The dispute comes as colleges across the United States grapple with the new era of test-blind admissions. While supporters of these policies argue that the reduced restrictions expand access, there are still many who see the emerging trends as concerning.
They Ain’t Quitting
According to Reduxx:
Entrepreneur and founder of a women’s-only application has been ordered to pay $20,000, with an additional maximum of $100,000 in court fees, to a trans-identified male after he was denied access to the platform. CEO of Giggle for Girls Proprietary Limited, Sall Grover, was also found to have “discriminated” against Jason “Roxy” Tickle by recognizing him as a male in a selfie he submitted for on-boarding.
The ruling comes after more than four years of litigation, with Tickle having first filed a discrimination complaint through the Australian Human Rights Commission in December of 2021. The latest and final ruling, handed down in the Federal Court on Friday afternoon, was a response to an appeal lodged by Tickle in August 2024 to a decision made by Justice Bromwich stating that Grover was guilty of “indirect discrimination.” At the time, Grover was ordered to pay $10,000 in compensation to Tickle and to pay his court costs up to $50,000. Dissatisfied with the outcome, Tickle further pursued litigation seeking a verdict of direct discrimination.
In a shocking new development, Justice Melissa Perry sided with Tickle, doubled the compensation payout from $10,000 to $20,000, found Grover guilty of direct discrimination, and ordered her to pay court costs for Tickle up to $100,000. In her decision, Justice Perry cited the Sex Discrimination Act of 1984, which was significantly amended in 2013 to include explicit protections for “gender identity.”
More of This
According to Reduxx:
A French women’s rights activist has been found guilty of “public insult” over a remark she made during a televised debate with a trans-identified male. Dora Moutot was informed on May 20 that she had been convicted of “public insult against a person or group of people on account of their sex, sexual orientation or gender identity” due to her comment that women are “wary of people with penises.”
Moutot made the statement during an October 2022 episode of the popular talk show Quelle Époque!, where she had been invited as a guest to debate a trans-identified male named Marie Cau, the mayor of Tilloy-lez-Marchiennes. While discussing the issue of men who claim to be transgender women, Moutot stated that women have a need to be cautious in the presence of “people with penises.”

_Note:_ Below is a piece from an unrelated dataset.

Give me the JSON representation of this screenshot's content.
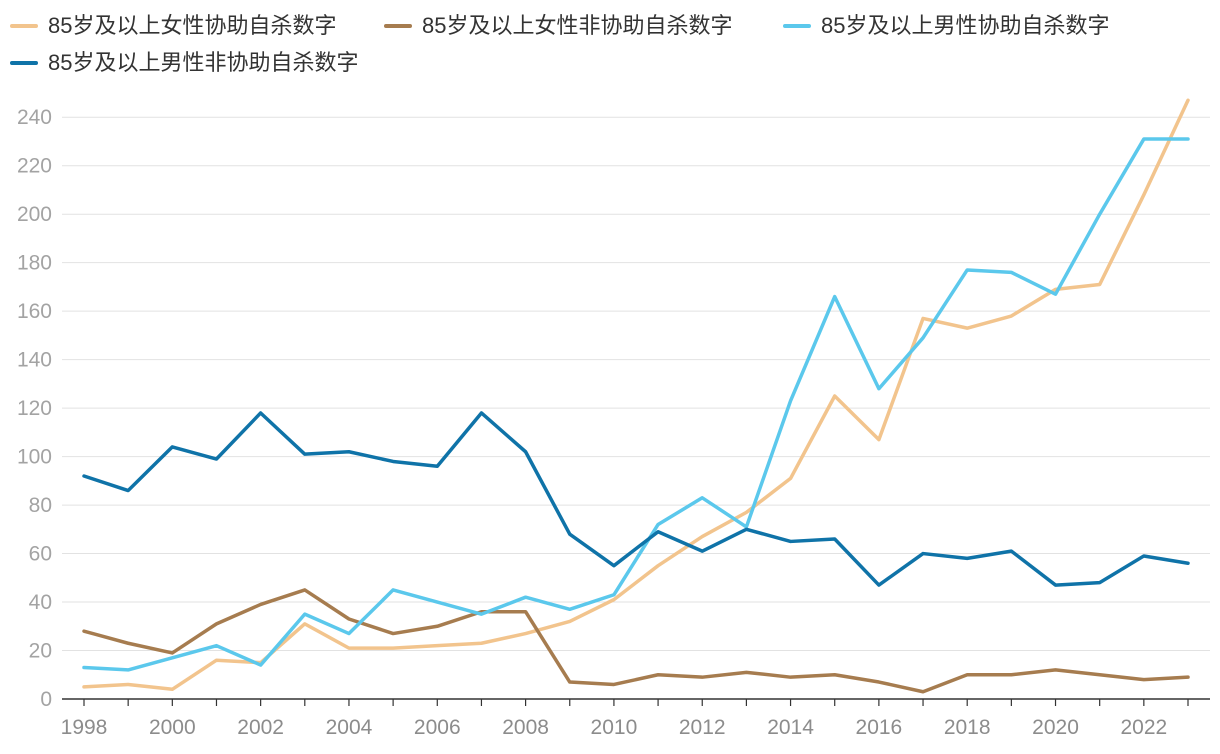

In its ruling, the court argued that Moutot had reduced “transgender women” to “their male attribute.”
“By referring to them as ‘penis people’ whom ‘women’ are ‘forced to distrust’, the defendant first assigns transgender women to their penis, that is, to their male sexual attribute of birth, while denying their female gender identity since they are opposed to ‘women’, the defendant thus implicitly considering that transgender women are not women,” the verdict read.
“This statement, which in a generalizing and essentializing way denies the gender identity of those concerned and assigns them to a masculine sexual attribute by associating the latter with a state of danger for cisgender women, is outrageous towards transgender women because of their sex and their gender identity.”
Incredibly Moutot was fined €1,000, to be paid to the state, as well as the payment of €500 in damages to each of the three trans activist associations who backed Cau’s legal complaint, and an additional €2,000 to cover the court costs, which had come from public funding.